Арифметика выживания. Репортаж из района, где людям не платили с января

Автор: Александр Чернухо. Фото: Максим Малиновский
18 марта 2019 в 8:00

Толочин оказался где-то в полушаге от простого белорусского чуда, которое разворачивается у нас на глазах в Орше. Он до этого чуда не дотопал и остался в суровой реальности, а в ней приходится выживать. И толочинцы выживают: они, кажется, уже почти научились жить без денег и могут подробно изложить свои навыки в какой-нибудь книге, только продать ее будет некому. Мы отправились в самое подбрюшье Витебской области и записали все эти мысли простых людей, пока они не растворились в талой весенней воде.

Читать на Onlíner

«Дети — это роскошь. Детей у нас нет»

Когда в городе окончательно не стало работы, местные уже не помнят: то ли три, то ли два года назад это случилось. С тех пор ситуация стабильная, и эта стабильность нарушается разве что редкими ликвидациями, присоединениями и закрытиями чего-то, что еще как-то пыхтело в небольшом райончике. Теперь уже пыхтеть перестало почти окончательно, и одноэтажный город бесповоротно впал в кому. Он вроде и жив, но местные называют этот процесс выживанием.

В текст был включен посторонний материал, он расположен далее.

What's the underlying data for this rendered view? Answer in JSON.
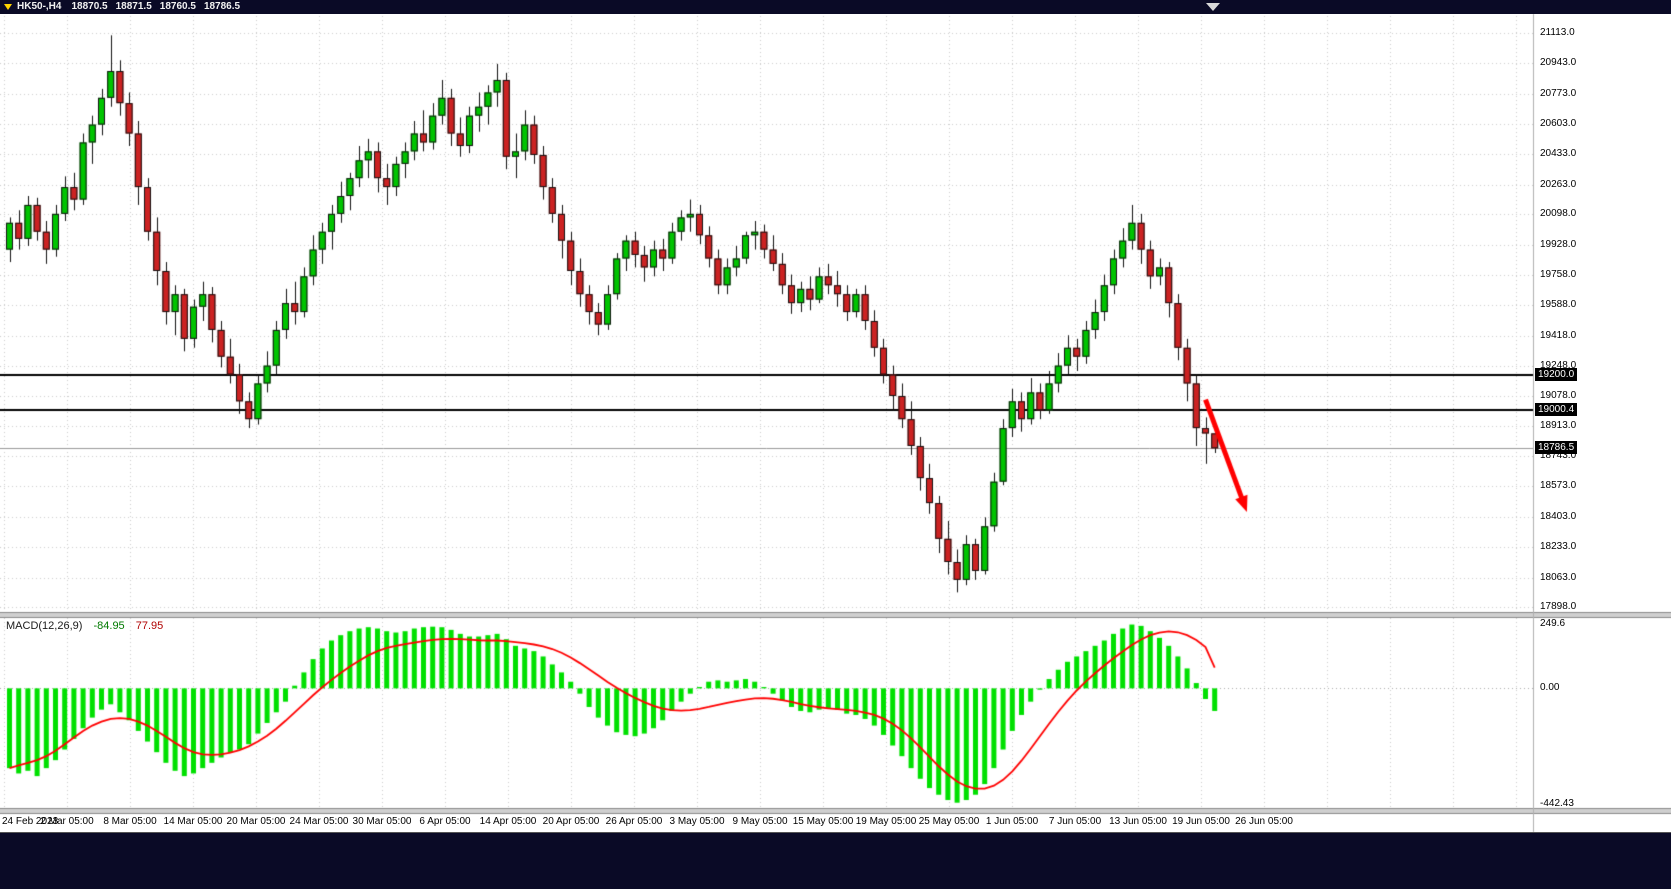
{
  "header": {
    "symbol_period": "HK50-,H4",
    "open": "18870.5",
    "high": "18871.5",
    "low": "18760.5",
    "close": "18786.5"
  },
  "price_axis": {
    "tick_labels": [
      "21113.0",
      "20943.0",
      "20773.0",
      "20603.0",
      "20433.0",
      "20263.0",
      "20098.0",
      "19928.0",
      "19758.0",
      "19588.0",
      "19418.0",
      "19248.0",
      "19078.0",
      "18913.0",
      "18743.0",
      "18573.0",
      "18403.0",
      "18233.0",
      "18063.0",
      "17898.0"
    ],
    "badges": [
      {
        "label": "19200.0",
        "price": 19200.0
      },
      {
        "label": "19000.4",
        "price": 19000.4
      },
      {
        "label": "18786.5",
        "price": 18786.5
      }
    ]
  },
  "time_axis": {
    "labels": [
      "24 Feb 2023",
      "2 Mar 05:00",
      "8 Mar 05:00",
      "14 Mar 05:00",
      "20 Mar 05:00",
      "24 Mar 05:00",
      "30 Mar 05:00",
      "6 Apr 05:00",
      "14 Apr 05:00",
      "20 Apr 05:00",
      "26 Apr 05:00",
      "3 May 05:00",
      "9 May 05:00",
      "15 May 05:00",
      "19 May 05:00",
      "25 May 05:00",
      "1 Jun 05:00",
      "7 Jun 05:00",
      "13 Jun 05:00",
      "19 Jun 05:00",
      "26 Jun 05:00"
    ]
  },
  "macd_panel": {
    "name": "MACD(12,26,9)",
    "value_main": "-84.95",
    "value_signal": "77.95",
    "axis_labels": [
      "249.6",
      "0.00",
      "-442.43"
    ]
  },
  "colors": {
    "background": "#FFFFFF",
    "chrome": "#0A0A26",
    "grid": "#CCCCCC",
    "bull": "#00C400",
    "bear": "#CC2222",
    "wick": "#111111",
    "hline": "#000000",
    "current_price_line": "#999999",
    "macd_hist": "#00E000",
    "macd_signal": "#FF0000",
    "arrow": "#FF0000",
    "badge_bg": "#000000",
    "badge_text": "#FFFFFF"
  },
  "chart_data": [
    {
      "type": "candlestick",
      "title": "HK50-,H4",
      "ylim": [
        17898,
        21113
      ],
      "y_ticks": [
        21113.0,
        20943.0,
        20773.0,
        20603.0,
        20433.0,
        20263.0,
        20098.0,
        19928.0,
        19758.0,
        19588.0,
        19418.0,
        19248.0,
        19078.0,
        18913.0,
        18743.0,
        18573.0,
        18403.0,
        18233.0,
        18063.0,
        17898.0
      ],
      "x_labels": [
        "24 Feb 2023",
        "2 Mar 05:00",
        "8 Mar 05:00",
        "14 Mar 05:00",
        "20 Mar 05:00",
        "24 Mar 05:00",
        "30 Mar 05:00",
        "6 Apr 05:00",
        "14 Apr 05:00",
        "20 Apr 05:00",
        "26 Apr 05:00",
        "3 May 05:00",
        "9 May 05:00",
        "15 May 05:00",
        "19 May 05:00",
        "25 May 05:00",
        "1 Jun 05:00",
        "7 Jun 05:00",
        "13 Jun 05:00",
        "19 Jun 05:00",
        "26 Jun 05:00"
      ],
      "hlines": [
        19200.0,
        19000.4
      ],
      "current_price": 18786.5,
      "arrow": {
        "from_index": 130,
        "from_price": 19060,
        "to_index": 134.5,
        "to_price": 18430
      },
      "candles": [
        [
          19900,
          20080,
          19830,
          20050
        ],
        [
          20050,
          20120,
          19900,
          19960
        ],
        [
          19960,
          20200,
          19920,
          20150
        ],
        [
          20150,
          20190,
          19950,
          20000
        ],
        [
          20000,
          20060,
          19820,
          19900
        ],
        [
          19900,
          20150,
          19860,
          20100
        ],
        [
          20100,
          20310,
          20060,
          20250
        ],
        [
          20250,
          20330,
          20120,
          20180
        ],
        [
          20180,
          20550,
          20150,
          20500
        ],
        [
          20500,
          20650,
          20380,
          20600
        ],
        [
          20600,
          20800,
          20540,
          20750
        ],
        [
          20750,
          21100,
          20700,
          20900
        ],
        [
          20900,
          20960,
          20650,
          20720
        ],
        [
          20720,
          20780,
          20480,
          20550
        ],
        [
          20550,
          20620,
          20150,
          20250
        ],
        [
          20250,
          20300,
          19950,
          20000
        ],
        [
          20000,
          20080,
          19700,
          19780
        ],
        [
          19780,
          19830,
          19480,
          19550
        ],
        [
          19550,
          19700,
          19420,
          19650
        ],
        [
          19650,
          19680,
          19330,
          19400
        ],
        [
          19400,
          19620,
          19350,
          19580
        ],
        [
          19580,
          19720,
          19500,
          19650
        ],
        [
          19650,
          19690,
          19380,
          19450
        ],
        [
          19450,
          19500,
          19240,
          19300
        ],
        [
          19300,
          19400,
          19150,
          19200
        ],
        [
          19200,
          19260,
          18980,
          19050
        ],
        [
          19050,
          19100,
          18900,
          18950
        ],
        [
          18950,
          19200,
          18920,
          19150
        ],
        [
          19150,
          19330,
          19100,
          19250
        ],
        [
          19250,
          19500,
          19200,
          19450
        ],
        [
          19450,
          19680,
          19400,
          19600
        ],
        [
          19600,
          19720,
          19480,
          19550
        ],
        [
          19550,
          19800,
          19520,
          19750
        ],
        [
          19750,
          19980,
          19700,
          19900
        ],
        [
          19900,
          20050,
          19820,
          20000
        ],
        [
          20000,
          20150,
          19900,
          20100
        ],
        [
          20100,
          20280,
          20050,
          20200
        ],
        [
          20200,
          20330,
          20120,
          20300
        ],
        [
          20300,
          20480,
          20250,
          20400
        ],
        [
          20400,
          20520,
          20300,
          20450
        ],
        [
          20450,
          20500,
          20220,
          20300
        ],
        [
          20300,
          20380,
          20150,
          20250
        ],
        [
          20250,
          20420,
          20200,
          20380
        ],
        [
          20380,
          20500,
          20300,
          20450
        ],
        [
          20450,
          20620,
          20400,
          20550
        ],
        [
          20550,
          20680,
          20450,
          20500
        ],
        [
          20500,
          20720,
          20460,
          20650
        ],
        [
          20650,
          20850,
          20600,
          20750
        ],
        [
          20750,
          20800,
          20480,
          20550
        ],
        [
          20550,
          20640,
          20420,
          20480
        ],
        [
          20480,
          20700,
          20440,
          20650
        ],
        [
          20650,
          20780,
          20560,
          20700
        ],
        [
          20700,
          20820,
          20600,
          20780
        ],
        [
          20780,
          20940,
          20700,
          20850
        ],
        [
          20850,
          20890,
          20350,
          20420
        ],
        [
          20420,
          20550,
          20300,
          20450
        ],
        [
          20450,
          20680,
          20400,
          20600
        ],
        [
          20600,
          20650,
          20380,
          20430
        ],
        [
          20430,
          20480,
          20180,
          20250
        ],
        [
          20250,
          20300,
          20050,
          20100
        ],
        [
          20100,
          20150,
          19850,
          19950
        ],
        [
          19950,
          20000,
          19700,
          19780
        ],
        [
          19780,
          19850,
          19580,
          19650
        ],
        [
          19650,
          19700,
          19480,
          19550
        ],
        [
          19550,
          19600,
          19420,
          19480
        ],
        [
          19480,
          19700,
          19450,
          19650
        ],
        [
          19650,
          19880,
          19620,
          19850
        ],
        [
          19850,
          19980,
          19780,
          19950
        ],
        [
          19950,
          20000,
          19800,
          19870
        ],
        [
          19870,
          19920,
          19720,
          19800
        ],
        [
          19800,
          19950,
          19750,
          19900
        ],
        [
          19900,
          19960,
          19780,
          19850
        ],
        [
          19850,
          20050,
          19820,
          20000
        ],
        [
          20000,
          20120,
          19950,
          20080
        ],
        [
          20080,
          20180,
          20000,
          20100
        ],
        [
          20100,
          20150,
          19930,
          19980
        ],
        [
          19980,
          20030,
          19800,
          19850
        ],
        [
          19850,
          19900,
          19650,
          19700
        ],
        [
          19700,
          19850,
          19650,
          19800
        ],
        [
          19800,
          19920,
          19750,
          19850
        ],
        [
          19850,
          20000,
          19820,
          19980
        ],
        [
          19980,
          20060,
          19900,
          20000
        ],
        [
          20000,
          20040,
          19850,
          19900
        ],
        [
          19900,
          19980,
          19780,
          19820
        ],
        [
          19820,
          19880,
          19650,
          19700
        ],
        [
          19700,
          19760,
          19540,
          19600
        ],
        [
          19600,
          19720,
          19550,
          19680
        ],
        [
          19680,
          19750,
          19560,
          19620
        ],
        [
          19620,
          19800,
          19600,
          19750
        ],
        [
          19750,
          19820,
          19650,
          19700
        ],
        [
          19700,
          19780,
          19580,
          19650
        ],
        [
          19650,
          19700,
          19500,
          19550
        ],
        [
          19550,
          19680,
          19520,
          19650
        ],
        [
          19650,
          19700,
          19450,
          19500
        ],
        [
          19500,
          19560,
          19300,
          19350
        ],
        [
          19350,
          19400,
          19150,
          19200
        ],
        [
          19200,
          19250,
          19000,
          19080
        ],
        [
          19080,
          19150,
          18900,
          18950
        ],
        [
          18950,
          19050,
          18750,
          18800
        ],
        [
          18800,
          18850,
          18550,
          18620
        ],
        [
          18620,
          18700,
          18420,
          18480
        ],
        [
          18480,
          18520,
          18200,
          18280
        ],
        [
          18280,
          18380,
          18080,
          18150
        ],
        [
          18150,
          18220,
          17980,
          18050
        ],
        [
          18050,
          18300,
          18020,
          18250
        ],
        [
          18250,
          18280,
          18050,
          18100
        ],
        [
          18100,
          18400,
          18080,
          18350
        ],
        [
          18350,
          18650,
          18320,
          18600
        ],
        [
          18600,
          18950,
          18580,
          18900
        ],
        [
          18900,
          19120,
          18850,
          19050
        ],
        [
          19050,
          19100,
          18880,
          18950
        ],
        [
          18950,
          19180,
          18920,
          19100
        ],
        [
          19100,
          19150,
          18950,
          19000
        ],
        [
          19000,
          19220,
          18980,
          19150
        ],
        [
          19150,
          19320,
          19100,
          19250
        ],
        [
          19250,
          19420,
          19200,
          19350
        ],
        [
          19350,
          19400,
          19220,
          19300
        ],
        [
          19300,
          19500,
          19260,
          19450
        ],
        [
          19450,
          19620,
          19400,
          19550
        ],
        [
          19550,
          19760,
          19500,
          19700
        ],
        [
          19700,
          19900,
          19650,
          19850
        ],
        [
          19850,
          20020,
          19800,
          19950
        ],
        [
          19950,
          20150,
          19900,
          20050
        ],
        [
          20050,
          20100,
          19820,
          19900
        ],
        [
          19900,
          19950,
          19680,
          19750
        ],
        [
          19750,
          19850,
          19700,
          19800
        ],
        [
          19800,
          19830,
          19520,
          19600
        ],
        [
          19600,
          19650,
          19280,
          19350
        ],
        [
          19350,
          19400,
          19050,
          19150
        ],
        [
          19150,
          19200,
          18800,
          18900
        ],
        [
          18900,
          18960,
          18700,
          18870
        ],
        [
          18870.5,
          18871.5,
          18760.5,
          18786.5
        ]
      ]
    },
    {
      "type": "bar",
      "title": "MACD(12,26,9)",
      "ylim": [
        -442.43,
        249.6
      ],
      "last_histogram": -84.95,
      "last_signal": 77.95,
      "histogram": [
        -300,
        -320,
        -310,
        -330,
        -300,
        -270,
        -230,
        -190,
        -150,
        -110,
        -80,
        -60,
        -90,
        -120,
        -160,
        -200,
        -240,
        -280,
        -310,
        -330,
        -320,
        -300,
        -280,
        -260,
        -240,
        -230,
        -210,
        -170,
        -130,
        -90,
        -50,
        10,
        60,
        110,
        150,
        180,
        200,
        215,
        225,
        230,
        225,
        215,
        210,
        215,
        225,
        230,
        232,
        230,
        220,
        205,
        195,
        195,
        200,
        205,
        185,
        160,
        150,
        140,
        120,
        90,
        60,
        25,
        -20,
        -70,
        -110,
        -140,
        -165,
        -175,
        -180,
        -170,
        -150,
        -120,
        -85,
        -50,
        -20,
        5,
        25,
        30,
        25,
        30,
        35,
        25,
        5,
        -20,
        -45,
        -70,
        -85,
        -90,
        -80,
        -75,
        -80,
        -95,
        -100,
        -115,
        -140,
        -175,
        -215,
        -255,
        -300,
        -340,
        -375,
        -400,
        -420,
        -430,
        -420,
        -400,
        -360,
        -300,
        -230,
        -160,
        -100,
        -50,
        -5,
        35,
        70,
        100,
        120,
        140,
        160,
        180,
        205,
        225,
        240,
        235,
        215,
        190,
        160,
        120,
        75,
        20,
        -40,
        -84.95
      ],
      "signal": [
        -300,
        -290,
        -280,
        -270,
        -255,
        -235,
        -210,
        -185,
        -160,
        -140,
        -125,
        -115,
        -112,
        -115,
        -125,
        -140,
        -160,
        -182,
        -205,
        -225,
        -240,
        -248,
        -250,
        -248,
        -242,
        -232,
        -218,
        -200,
        -178,
        -152,
        -122,
        -90,
        -58,
        -26,
        4,
        32,
        58,
        82,
        104,
        124,
        140,
        152,
        160,
        166,
        172,
        178,
        182,
        185,
        186,
        185,
        183,
        181,
        180,
        180,
        178,
        174,
        170,
        165,
        158,
        148,
        134,
        116,
        95,
        72,
        48,
        24,
        2,
        -18,
        -36,
        -52,
        -66,
        -76,
        -82,
        -84,
        -82,
        -77,
        -70,
        -62,
        -55,
        -48,
        -42,
        -38,
        -37,
        -39,
        -44,
        -51,
        -59,
        -66,
        -71,
        -75,
        -78,
        -81,
        -85,
        -91,
        -100,
        -114,
        -133,
        -158,
        -188,
        -222,
        -258,
        -293,
        -324,
        -350,
        -368,
        -377,
        -377,
        -366,
        -344,
        -312,
        -272,
        -227,
        -180,
        -133,
        -88,
        -46,
        -8,
        26,
        57,
        86,
        113,
        139,
        163,
        184,
        200,
        210,
        214,
        211,
        200,
        182,
        155,
        77.95
      ]
    }
  ]
}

Внешне Толочин практически не подает признаков жизни: полупустые магазины государственных фабрик и заводов скучают в ожидании покупателя, а частники, которых здесь можно пересчитать по пальцам одной руки, еле держатся на скидках и акциях. Недалеко от центральной площади, на которой даже от Ленина есть только голова, мы встречаем вывеску «Элита», и любопытство наше уже не остановить.

В пустом вещевом павильоне скучает продавщица Аня — она устроилась на эту работу совсем недавно и ждет покупателя: ему здесь предлагают купить какую-никакую куртку за 30 рублей и другие вещи по сверхнизким ценам.

— Это скидки у нас на март месяц — так хозяйка решила, — говорит грустная Аня. — Обычно на 20—30 рублей дороже. Вообще, по-разному люди идут: когда деньги есть, тогда и приходят. Нет денег — значит, и людей нет. А цены растут, зарплаты на месте. Откуда деньги? Что по зарплатам? Ну, 300 рублей — это круто. Обычно меньше. Удивлены?

Мы удивлены. Но сегодня мы еще много будем говорить с людьми и потихоньку перестанем удивляться. Аня не особо настроена на разговор и нехотя раскладывает нам по полочкам свою житейскую арифметику.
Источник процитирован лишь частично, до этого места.